How to Use Multiple LLM Providers¶

To improve the robustness and accuracy of data extraction, the WorkflowOrchestrator supports using multiple LLM providers simultaneously. When multiple clients are provided, the orchestrator will cycle through them, sending requests to each one to generate diverse outputs.

This approach helps mitigate the risk of a single model consistently failing on a specific task and enriches the consensus process.

When to Use This Feature¶

Using multiple LLM providers is beneficial when:

You want to maximize the diversity of the generated JSON outputs.
You need to improve the reliability of the extraction process.
You are not limited by the cost of making additional API calls.

Step 1: Define Your Data Models¶

First, define the SQLModel schema for the data you want to extract.

from typing import Optional, List
from sqlmodel import Field, SQLModel, Relationship

class ProductSpecs(SQLModel, table=True):
    id: Optional[int] = Field(default=None, primary_key=True)
    spec_name: str
    spec_value: str
    product_id: Optional[int] = Field(default=None, foreign_key="product.id")
    product: Optional["Product"] = Relationship(back_populates="specs")

class Product(SQLModel, table=True):
    id: Optional[int] = Field(default=None, primary_key=True)
    name: str
    price: float
    manufacturer: str
    specs: List["ProductSpecs"] = Relationship(back_populates="product")

Step 2: Initialize Multiple LLM Clients¶

Instantiate each LLM client you want to use.
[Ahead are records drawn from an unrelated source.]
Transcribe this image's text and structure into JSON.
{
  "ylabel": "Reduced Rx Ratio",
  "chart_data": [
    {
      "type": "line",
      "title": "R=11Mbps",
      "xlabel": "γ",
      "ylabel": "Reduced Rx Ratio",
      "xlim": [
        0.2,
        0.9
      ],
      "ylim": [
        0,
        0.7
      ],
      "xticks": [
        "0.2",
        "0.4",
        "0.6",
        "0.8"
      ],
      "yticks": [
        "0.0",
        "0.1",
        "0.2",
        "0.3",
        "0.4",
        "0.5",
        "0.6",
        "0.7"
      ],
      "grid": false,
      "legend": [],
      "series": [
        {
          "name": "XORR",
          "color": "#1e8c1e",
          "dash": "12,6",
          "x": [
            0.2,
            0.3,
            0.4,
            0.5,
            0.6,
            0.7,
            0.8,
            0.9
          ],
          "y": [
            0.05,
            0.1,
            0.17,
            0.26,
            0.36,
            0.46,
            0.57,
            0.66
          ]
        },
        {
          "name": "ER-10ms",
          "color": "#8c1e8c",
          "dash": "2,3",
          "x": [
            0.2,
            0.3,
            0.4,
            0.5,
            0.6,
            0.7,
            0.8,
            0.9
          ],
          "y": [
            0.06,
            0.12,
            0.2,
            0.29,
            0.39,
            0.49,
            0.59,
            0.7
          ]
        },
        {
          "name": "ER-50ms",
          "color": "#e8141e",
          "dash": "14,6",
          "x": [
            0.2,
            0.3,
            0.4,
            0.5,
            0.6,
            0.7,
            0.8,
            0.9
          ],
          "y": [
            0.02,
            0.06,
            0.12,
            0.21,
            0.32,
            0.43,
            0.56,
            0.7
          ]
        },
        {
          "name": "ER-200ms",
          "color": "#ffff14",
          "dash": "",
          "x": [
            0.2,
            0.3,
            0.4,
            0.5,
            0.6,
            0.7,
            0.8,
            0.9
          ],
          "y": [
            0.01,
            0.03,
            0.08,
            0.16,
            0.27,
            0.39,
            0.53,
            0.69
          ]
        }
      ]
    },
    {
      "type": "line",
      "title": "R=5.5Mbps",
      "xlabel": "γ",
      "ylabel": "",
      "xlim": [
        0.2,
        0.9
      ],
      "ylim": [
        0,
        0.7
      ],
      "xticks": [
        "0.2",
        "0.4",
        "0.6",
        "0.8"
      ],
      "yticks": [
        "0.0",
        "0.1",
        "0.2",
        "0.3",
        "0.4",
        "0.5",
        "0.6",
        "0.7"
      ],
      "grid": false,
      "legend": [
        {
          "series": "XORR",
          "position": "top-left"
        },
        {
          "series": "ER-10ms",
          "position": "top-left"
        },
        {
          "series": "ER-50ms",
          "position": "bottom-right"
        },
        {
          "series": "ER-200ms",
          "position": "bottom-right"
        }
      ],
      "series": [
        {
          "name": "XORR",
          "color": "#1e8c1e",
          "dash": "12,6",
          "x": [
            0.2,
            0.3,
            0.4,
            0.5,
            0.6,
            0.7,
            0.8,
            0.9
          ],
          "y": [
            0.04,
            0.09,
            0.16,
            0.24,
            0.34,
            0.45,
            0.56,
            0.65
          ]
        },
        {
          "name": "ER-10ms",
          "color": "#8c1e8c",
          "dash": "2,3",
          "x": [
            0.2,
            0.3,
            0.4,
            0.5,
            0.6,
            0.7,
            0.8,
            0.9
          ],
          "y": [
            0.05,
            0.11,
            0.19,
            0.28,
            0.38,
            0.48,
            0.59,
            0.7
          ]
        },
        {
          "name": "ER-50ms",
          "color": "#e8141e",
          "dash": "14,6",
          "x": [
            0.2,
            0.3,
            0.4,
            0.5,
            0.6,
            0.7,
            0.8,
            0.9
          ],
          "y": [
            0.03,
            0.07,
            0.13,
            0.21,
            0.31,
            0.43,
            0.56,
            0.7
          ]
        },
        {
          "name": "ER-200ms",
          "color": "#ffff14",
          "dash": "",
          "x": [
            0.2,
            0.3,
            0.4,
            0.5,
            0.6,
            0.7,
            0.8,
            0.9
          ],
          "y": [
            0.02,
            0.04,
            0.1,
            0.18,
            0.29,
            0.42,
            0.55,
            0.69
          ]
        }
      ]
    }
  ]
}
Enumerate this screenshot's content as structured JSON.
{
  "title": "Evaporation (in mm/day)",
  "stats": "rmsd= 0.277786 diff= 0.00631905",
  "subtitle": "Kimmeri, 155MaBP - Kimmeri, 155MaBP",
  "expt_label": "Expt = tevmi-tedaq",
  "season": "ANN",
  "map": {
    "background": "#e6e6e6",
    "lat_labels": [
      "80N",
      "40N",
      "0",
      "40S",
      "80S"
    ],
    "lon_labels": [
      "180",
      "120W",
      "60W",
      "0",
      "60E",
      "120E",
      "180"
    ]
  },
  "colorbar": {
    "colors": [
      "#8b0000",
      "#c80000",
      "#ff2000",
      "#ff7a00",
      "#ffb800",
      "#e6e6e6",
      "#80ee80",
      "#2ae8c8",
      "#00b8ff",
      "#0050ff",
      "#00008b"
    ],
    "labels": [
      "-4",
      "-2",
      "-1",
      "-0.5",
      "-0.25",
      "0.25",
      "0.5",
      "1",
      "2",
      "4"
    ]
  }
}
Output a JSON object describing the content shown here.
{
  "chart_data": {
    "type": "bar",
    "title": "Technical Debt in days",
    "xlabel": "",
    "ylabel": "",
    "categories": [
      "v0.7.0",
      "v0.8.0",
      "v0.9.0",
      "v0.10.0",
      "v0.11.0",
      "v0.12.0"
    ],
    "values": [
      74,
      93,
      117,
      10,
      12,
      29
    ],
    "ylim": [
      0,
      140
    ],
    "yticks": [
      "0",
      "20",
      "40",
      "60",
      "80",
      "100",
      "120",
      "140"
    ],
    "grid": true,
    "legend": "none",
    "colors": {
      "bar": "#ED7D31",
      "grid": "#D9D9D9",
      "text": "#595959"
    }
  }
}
In this example, we’ll set up clients for Gemini and DeepSeek.

from extrai.llm_providers import GeminiClient, DeepSeekClient

# Replace with your actual API keys
gemini_client = GeminiClient(api_key="YOUR_GEMINI_API_KEY")
deepseek_client = DeepSeekClient(api_key="YOUR_DEEPSEEK_API_KEY")

llm_clients = [gemini_client, deepseek_client]

Step 3: Initialize the Orchestrator with a List of Clients¶

Instead of passing a single LLM client to the WorkflowOrchestrator, provide the list of clients.

from extrai.core import WorkflowOrchestrator

orchestrator = WorkflowOrchestrator(
    llm_client=llm_clients,
    root_sqlmodel_class=Product,
)

Step 4: Run the Extraction¶

The rest of the process remains the same. The orchestrator will automatically rotate through the provided clients when making LLM calls.

import asyncio
from sqlmodel import Session, select

async def main():
    text = "Pro Keyboard, $120.00, by TypeWell. Spec: Mechanical Switches."

    with Session(engine) as session:
        await orchestrator.synthesize_and_save(
            input_strings=[text], db_session=session
        )

        # Query and print the results
        product = session.exec(select(Product)).all()
        specs = session.exec(select(ProductSpecs)).all()

        print("Extracted Product:", product)
        print("Extracted Specs:", specs)

if __name__ == "__main__":
    asyncio.run(main())

Step 5: See the Results¶

The output will be a consolidated result, benefiting from the diverse inputs of multiple LLMs.

Extracted Product: [Product(price=120.0, id=1, name='Pro Keyboard', manufacturer='TypeWell')]
Extracted Specs: [ProductSpecs(spec_value='Mechanical Switches', product_id=1, spec_name='Mechanical Switches', id=1)]

By leveraging multiple providers, you can build a more resilient and accurate data extraction pipeline.